A vulnerability exists in ZeptoClaw's generic webhook channel prior to version 0.7.6, where the application trusts caller-supplied identity fields, such as sender and chat_id, from the request body. This trust is misplaced as authentication is optional and defaults to disabled. An attacker who can access the POST /webhook endpoint can spoof an allowlisted sender and select arbitrary chat_id values.
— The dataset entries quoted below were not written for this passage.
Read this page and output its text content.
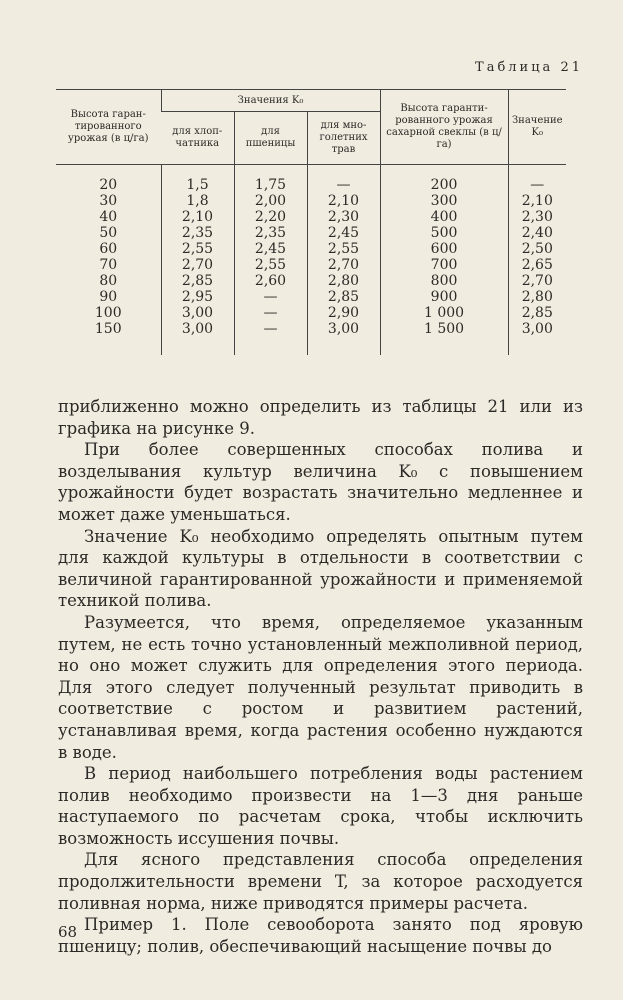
Таблица 21
Высота гаран-тированного урожая (в ц/га)	Значения K₀			Высота гаранти-рованного урожая сахарной свеклы (в ц/га)	Значение K₀
	для хлоп-чатника	для пшеницы	для мно-голетних трав		
20	1,5	1,75	—	200	—
30	1,8	2,00	2,10	300	2,10
40	2,10	2,20	2,30	400	2,30
50	2,35	2,35	2,45	500	2,40
60	2,55	2,45	2,55	600	2,50
70	2,70	2,55	2,70	700	2,65
80	2,85	2,60	2,80	800	2,70
90	2,95	—	2,85	900	2,80
100	3,00	—	2,90	1 000	2,85
150	3,00	—	3,00	1 500	3,00

приближенно можно определить из таблицы 21 или из графика на рисунке 9.

При более совершенных способах полива и возделывания культур величина K₀ с повышением урожайности будет возрастать значительно медленнее и может даже уменьшаться.

Значение K₀ необходимо определять опытным путем для каждой культуры в отдельности в соответствии с величиной гарантированной урожайности и применяемой техникой полива.

Разумеется, что время, определяемое указанным путем, не есть точно установленный межполивной период, но оно может служить для определения этого периода. Для этого следует полученный результат приводить в соответствие с ростом и развитием растений, устанавливая время, когда растения особенно нуждаются в воде.

В период наибольшего потребления воды растением полив необходимо произвести на 1—3 дня раньше наступаемого по расчетам срока, чтобы исключить возможность иссушения почвы.

Для ясного представления способа определения продолжительности времени T, за которое расходуется поливная норма, ниже приводятся примеры расчета.

Пример 1. Поле севооборота занято под яровую пшеницу; полив, обеспечивающий насыщение почвы до

68
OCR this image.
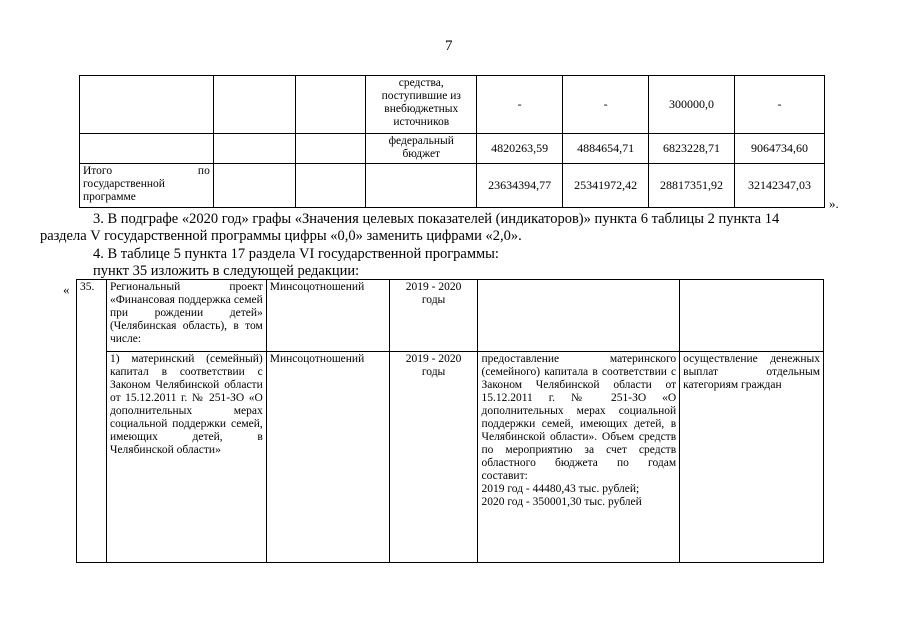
7
			средства, поступившие из внебюджетных источников	-	-	300000,0	-
			федеральный бюджет	4820263,59	4884654,71	6823228,71	9064734,60
Итого по государственной программе				23634394,77	25341972,42	28817351,92	32142347,03
».
3. В подграфе «2020 год» графы «Значения целевых показателей (индикаторов)» пункта 6 таблицы 2 пункта 14
раздела V государственной программы цифры «0,0» заменить цифрами «2,0».
4. В таблице 5 пункта 17 раздела VI государственной программы:
пункт 35 изложить в следующей редакции:
« 35.	Региональный проект «Финансовая поддержка семей при рождении детей» (Челябинская область), в том числе:	Минсоцотношений	2019 - 2020 годы		
	1) материнский (семейный) капитал в соответствии с Законом Челябинской области от 15.12.2011 г. № 251-ЗО «О дополнительных мерах социальной поддержки семей, имеющих детей, в Челябинской области»	Минсоцотношений	2019 - 2020 годы	предоставление материнского (семейного) капитала в соответствии с Законом Челябинской области от 15.12.2011 г. № 251-ЗО «О дополнительных мерах социальной поддержки семей, имеющих детей, в Челябинской области». Объем средств по мероприятию за счет средств областного бюджета по годам составит:
2019 год - 44480,43 тыс. рублей;
2020 год - 350001,30 тыс. рублей	осуществление денежных выплат отдельным категориям граждан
This exploitation leads to high-risk message spoofing and potential session routing abuses, similar to IDOR vulnerabilities.

Impact

Exploitation of this vulnerability allows for authentication and authorization bypasses, enabling identity spoofing and cross-chat or session routing control issues via attacker-chosen chat_id values. This could result in unauthorized actions being performed by downstream agents or tools, triggered by the injected payload.

Reproduction

To reproduce this vulnerability, configure the webhook channel with the default settings that leave authentication disabled. Once the application is running, send a POST request to the webhook endpoint with a forged JSON payload that includes a spoofed sender and an arbitrary chat_id. The server will accept the message as if it came from the trusted sender and route it according to the chosen chat_id, demonstrating the vulnerability.

Remediation

Users can update to ZeptoClaw version 0.7.6 or later, where this vulnerability is fixed. After updating, review and adjust the webhook channel configuration to ensure that authentication is enabled and properly managed.